A document advising the Bush administration against torture has resurfaced, despite his best efforts to hide it.
In February of 2006, Philip Zelikow, counselor to Secretary of State Condoleezza Rice, authored a memo opposing the Bush administration’s torture practices (though he employed the infamous obfuscation of “enhanced interrogation techniques”).
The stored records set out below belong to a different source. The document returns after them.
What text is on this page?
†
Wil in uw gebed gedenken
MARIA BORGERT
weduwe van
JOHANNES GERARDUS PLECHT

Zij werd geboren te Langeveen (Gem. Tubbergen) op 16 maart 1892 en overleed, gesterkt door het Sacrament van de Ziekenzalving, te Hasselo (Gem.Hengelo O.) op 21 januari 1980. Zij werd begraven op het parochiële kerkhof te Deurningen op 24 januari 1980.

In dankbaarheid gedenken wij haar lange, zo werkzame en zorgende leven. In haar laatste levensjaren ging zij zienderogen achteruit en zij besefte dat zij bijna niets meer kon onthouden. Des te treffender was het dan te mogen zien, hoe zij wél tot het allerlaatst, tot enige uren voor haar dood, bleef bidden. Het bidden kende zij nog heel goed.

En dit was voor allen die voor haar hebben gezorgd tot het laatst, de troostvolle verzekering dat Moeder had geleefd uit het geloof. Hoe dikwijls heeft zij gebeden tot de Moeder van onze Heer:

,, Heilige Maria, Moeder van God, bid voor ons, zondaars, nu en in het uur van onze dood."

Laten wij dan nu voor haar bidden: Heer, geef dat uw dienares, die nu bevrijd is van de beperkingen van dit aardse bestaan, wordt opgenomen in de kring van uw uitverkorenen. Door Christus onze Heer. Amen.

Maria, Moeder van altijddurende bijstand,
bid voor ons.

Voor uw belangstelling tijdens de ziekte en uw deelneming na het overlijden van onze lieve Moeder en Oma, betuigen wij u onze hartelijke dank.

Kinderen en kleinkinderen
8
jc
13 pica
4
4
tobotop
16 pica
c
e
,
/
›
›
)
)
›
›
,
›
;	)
The White House tried to collect and destroy all copies of the memo, but one survived in the State Department’s bowels and was declassified yesterday in response to a Freedom of Information Act request by the National Security Archive.
The memo argues that the Convention Against Torture, and the Constitution’s prohibitions against cruel and unusual punishment, do indeed apply to the CIA’s use of “waterboard[ing], walling, dousing, stress positions, and cramped confinement.” Zelikow further wrote in the memo that “we are unaware of any precedent in World War II, the Korean War, the Vietnam War, or any subsequent conflict for authorized, systematic interrogation practices similar to those in question here, even when the prisoners were presumed to be unlawful combatants.” According to the memo, the techniques are legally prohibited, even if there is a compelling state interest to justify them, since they should be considered cruel and unusual punishment and “shock the conscience.”
The importance of the memo lies in its revelation that there was real, serious debate inside the Bush administration about how to interrogate captured terrorist suspects.